I'd just like some evidence first 8-)

Re: [PATCH 0/4] Netfilter ingress support (v3)

[Alexei Starovoitov]

On Mon, May 04, 2015 at 08:59:41PM +0200, Florian Westphal wrote:

> At the moment I think having two hooks provides no advantage, it only
> complicates code.

It's exactly the opposite which this thread is showing.
Single hook creates complicated relationship between tc/nft.
There is no code shared. TC critical path becomes slower with
extra dereference and indirect jump. We have to think how
'tc qdisc add ingress' can auto-unload nft_ingress, etc
That is real complexity that can be avoided with two hooks.

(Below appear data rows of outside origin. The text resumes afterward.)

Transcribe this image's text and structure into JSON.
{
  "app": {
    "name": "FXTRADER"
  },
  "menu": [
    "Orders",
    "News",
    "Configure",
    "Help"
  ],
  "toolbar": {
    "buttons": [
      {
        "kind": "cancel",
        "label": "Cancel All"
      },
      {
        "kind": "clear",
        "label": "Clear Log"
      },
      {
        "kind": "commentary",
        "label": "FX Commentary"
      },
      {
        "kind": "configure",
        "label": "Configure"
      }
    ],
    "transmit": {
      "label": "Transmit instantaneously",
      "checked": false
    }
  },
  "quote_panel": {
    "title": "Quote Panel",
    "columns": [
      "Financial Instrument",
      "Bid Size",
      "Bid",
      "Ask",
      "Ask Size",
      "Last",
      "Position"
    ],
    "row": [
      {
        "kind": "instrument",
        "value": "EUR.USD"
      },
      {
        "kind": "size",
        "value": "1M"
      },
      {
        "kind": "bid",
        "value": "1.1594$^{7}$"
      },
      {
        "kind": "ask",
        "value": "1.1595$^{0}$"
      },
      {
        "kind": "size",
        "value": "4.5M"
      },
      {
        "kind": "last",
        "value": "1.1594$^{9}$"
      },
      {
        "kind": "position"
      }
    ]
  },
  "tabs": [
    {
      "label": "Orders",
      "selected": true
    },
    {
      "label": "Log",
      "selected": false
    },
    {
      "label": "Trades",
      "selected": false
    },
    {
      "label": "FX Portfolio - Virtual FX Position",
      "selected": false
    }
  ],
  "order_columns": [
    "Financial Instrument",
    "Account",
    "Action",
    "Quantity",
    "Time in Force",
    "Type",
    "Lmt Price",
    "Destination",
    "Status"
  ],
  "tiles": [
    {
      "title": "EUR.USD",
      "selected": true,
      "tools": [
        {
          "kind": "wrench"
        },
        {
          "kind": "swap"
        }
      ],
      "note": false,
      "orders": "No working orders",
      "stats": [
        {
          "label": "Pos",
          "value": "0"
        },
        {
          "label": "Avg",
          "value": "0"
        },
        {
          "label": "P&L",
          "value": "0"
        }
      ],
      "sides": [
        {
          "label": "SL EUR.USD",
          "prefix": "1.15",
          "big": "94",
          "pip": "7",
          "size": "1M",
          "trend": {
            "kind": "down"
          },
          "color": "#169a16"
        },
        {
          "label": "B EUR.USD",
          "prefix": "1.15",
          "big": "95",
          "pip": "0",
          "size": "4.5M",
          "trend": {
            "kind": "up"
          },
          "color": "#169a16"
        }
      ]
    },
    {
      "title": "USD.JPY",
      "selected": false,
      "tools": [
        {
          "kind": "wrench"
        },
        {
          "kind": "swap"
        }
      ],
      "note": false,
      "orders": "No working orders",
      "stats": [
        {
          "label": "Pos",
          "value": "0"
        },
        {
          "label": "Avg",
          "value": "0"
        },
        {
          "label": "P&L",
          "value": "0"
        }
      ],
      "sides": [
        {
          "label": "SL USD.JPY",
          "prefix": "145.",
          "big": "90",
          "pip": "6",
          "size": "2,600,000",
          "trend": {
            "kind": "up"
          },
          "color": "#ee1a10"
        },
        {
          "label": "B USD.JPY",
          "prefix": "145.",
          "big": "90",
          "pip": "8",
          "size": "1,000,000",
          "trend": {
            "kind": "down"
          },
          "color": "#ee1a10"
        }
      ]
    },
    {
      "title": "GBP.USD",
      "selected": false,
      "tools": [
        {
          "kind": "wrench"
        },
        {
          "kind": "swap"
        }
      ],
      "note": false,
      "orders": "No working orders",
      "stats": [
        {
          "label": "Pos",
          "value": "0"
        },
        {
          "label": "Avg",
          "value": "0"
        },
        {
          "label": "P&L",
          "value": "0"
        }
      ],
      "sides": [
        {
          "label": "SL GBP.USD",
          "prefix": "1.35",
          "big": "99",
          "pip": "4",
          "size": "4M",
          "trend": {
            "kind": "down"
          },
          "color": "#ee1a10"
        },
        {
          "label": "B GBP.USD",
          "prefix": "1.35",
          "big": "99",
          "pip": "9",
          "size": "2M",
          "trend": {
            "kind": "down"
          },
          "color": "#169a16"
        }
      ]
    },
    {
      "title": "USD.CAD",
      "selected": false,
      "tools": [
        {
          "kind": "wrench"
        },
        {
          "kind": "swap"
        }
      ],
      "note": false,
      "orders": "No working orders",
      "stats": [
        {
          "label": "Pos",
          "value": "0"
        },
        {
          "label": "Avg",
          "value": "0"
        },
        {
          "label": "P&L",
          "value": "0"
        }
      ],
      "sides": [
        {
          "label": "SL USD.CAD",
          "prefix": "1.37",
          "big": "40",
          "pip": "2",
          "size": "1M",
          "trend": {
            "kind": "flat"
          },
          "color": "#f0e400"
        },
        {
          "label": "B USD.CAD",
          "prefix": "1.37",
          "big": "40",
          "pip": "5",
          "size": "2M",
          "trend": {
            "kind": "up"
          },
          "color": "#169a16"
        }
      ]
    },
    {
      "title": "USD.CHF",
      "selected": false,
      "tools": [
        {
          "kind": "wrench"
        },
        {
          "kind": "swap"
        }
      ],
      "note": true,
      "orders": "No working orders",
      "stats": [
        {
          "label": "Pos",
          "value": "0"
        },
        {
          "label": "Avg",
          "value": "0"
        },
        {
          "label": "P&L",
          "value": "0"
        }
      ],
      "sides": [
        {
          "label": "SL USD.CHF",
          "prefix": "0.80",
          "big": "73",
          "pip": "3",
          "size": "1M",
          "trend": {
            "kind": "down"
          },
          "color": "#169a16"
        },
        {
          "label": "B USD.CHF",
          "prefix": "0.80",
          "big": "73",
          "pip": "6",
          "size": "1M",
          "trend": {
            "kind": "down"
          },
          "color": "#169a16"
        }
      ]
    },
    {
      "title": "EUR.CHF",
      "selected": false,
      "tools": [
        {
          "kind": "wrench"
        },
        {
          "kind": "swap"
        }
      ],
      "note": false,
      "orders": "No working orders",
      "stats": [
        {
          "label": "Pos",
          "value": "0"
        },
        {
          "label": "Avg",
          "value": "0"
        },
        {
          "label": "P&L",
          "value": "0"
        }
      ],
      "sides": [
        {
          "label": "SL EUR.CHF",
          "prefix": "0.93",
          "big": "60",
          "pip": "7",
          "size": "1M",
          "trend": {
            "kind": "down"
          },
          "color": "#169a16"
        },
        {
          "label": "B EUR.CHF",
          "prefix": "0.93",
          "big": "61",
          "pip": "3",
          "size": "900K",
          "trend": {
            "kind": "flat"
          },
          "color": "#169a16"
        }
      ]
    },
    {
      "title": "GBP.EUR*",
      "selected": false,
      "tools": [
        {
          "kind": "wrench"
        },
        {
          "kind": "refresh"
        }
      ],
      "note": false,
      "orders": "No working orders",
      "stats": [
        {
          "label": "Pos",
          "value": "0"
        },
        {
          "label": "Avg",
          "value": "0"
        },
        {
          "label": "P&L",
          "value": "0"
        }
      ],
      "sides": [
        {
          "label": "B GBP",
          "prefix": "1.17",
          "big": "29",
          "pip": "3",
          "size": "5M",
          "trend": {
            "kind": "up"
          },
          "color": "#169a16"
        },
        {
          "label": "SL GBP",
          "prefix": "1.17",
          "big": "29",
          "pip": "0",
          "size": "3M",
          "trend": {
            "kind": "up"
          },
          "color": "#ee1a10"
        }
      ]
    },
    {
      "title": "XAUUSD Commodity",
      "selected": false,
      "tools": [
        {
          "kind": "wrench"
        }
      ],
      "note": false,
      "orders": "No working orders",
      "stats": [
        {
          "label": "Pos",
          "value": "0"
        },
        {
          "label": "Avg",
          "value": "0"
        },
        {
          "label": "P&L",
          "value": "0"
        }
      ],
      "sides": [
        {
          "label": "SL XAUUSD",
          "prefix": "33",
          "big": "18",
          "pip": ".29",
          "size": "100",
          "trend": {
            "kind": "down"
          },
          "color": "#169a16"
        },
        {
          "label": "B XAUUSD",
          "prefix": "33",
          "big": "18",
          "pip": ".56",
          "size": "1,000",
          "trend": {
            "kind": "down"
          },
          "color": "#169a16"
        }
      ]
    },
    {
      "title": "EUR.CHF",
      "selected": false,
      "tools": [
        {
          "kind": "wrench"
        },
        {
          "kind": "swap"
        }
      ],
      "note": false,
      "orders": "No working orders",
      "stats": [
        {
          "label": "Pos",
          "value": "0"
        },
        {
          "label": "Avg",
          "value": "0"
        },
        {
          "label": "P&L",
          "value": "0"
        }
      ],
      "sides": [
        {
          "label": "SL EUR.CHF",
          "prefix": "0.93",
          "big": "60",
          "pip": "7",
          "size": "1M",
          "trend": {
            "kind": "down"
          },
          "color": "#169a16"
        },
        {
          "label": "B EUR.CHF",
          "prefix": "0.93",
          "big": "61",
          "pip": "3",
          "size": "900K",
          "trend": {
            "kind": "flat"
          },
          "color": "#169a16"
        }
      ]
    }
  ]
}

Re: [PATCH 0/4] Netfilter ingress support (v3)

[Pablo Neira Ayuso]

On Mon, May 04, 2015 at 01:05:08PM -0700, Alexei Starovoitov wrote:
> [...] TC critical path becomes slower with extra dereference and
> indirect jump.

You complained on the performance impact of the initial generic hook
infrastructure that allows qdisc ingress and nft to co-exist, fair
enough.

I came back with an even more simple hook infrastructure, to address
performance concerns, and you indicate that an *extra dereference and
indirect jump* makes this slowier and that both cannot co-exist with
this.

Well, any kind of hook generalization will need at least those minimal
changes. And that allows us to move code that belongs to sch_ingress.
That got embedded into net/core/dev.c because at the time this code
was made when there was no RCU around.

This sounds as an excuse to me.

Re: [PATCH 0/4] Netfilter ingress support (v3)

[Thomas Graf]

On 05/05/15 at 12:21am, Pablo Neira Ayuso wrote:
> On Mon, May 04, 2015 at 01:05:08PM -0700, Alexei Starovoitov wrote:
> > [...] TC critical path becomes slower with extra dereference and
> > indirect jump.
> 
> You complained on the performance impact of the initial generic hook
> infrastructure that allows qdisc ingress and nft to co-exist, fair
> enough.
> 
> I came back with an even more simple hook infrastructure, to address
> performance concerns, and you indicate that an *extra dereference and
> indirect jump* makes this slowier and that both cannot co-exist with
> this.
> 
> Well, any kind of hook generalization will need at least those minimal
> changes. And that allows us to move code that belongs to sch_ingress.
> That got embedded into net/core/dev.c because at the time this code
> was made when there was no RCU around.

Does anything speak against a separate hook with a static key?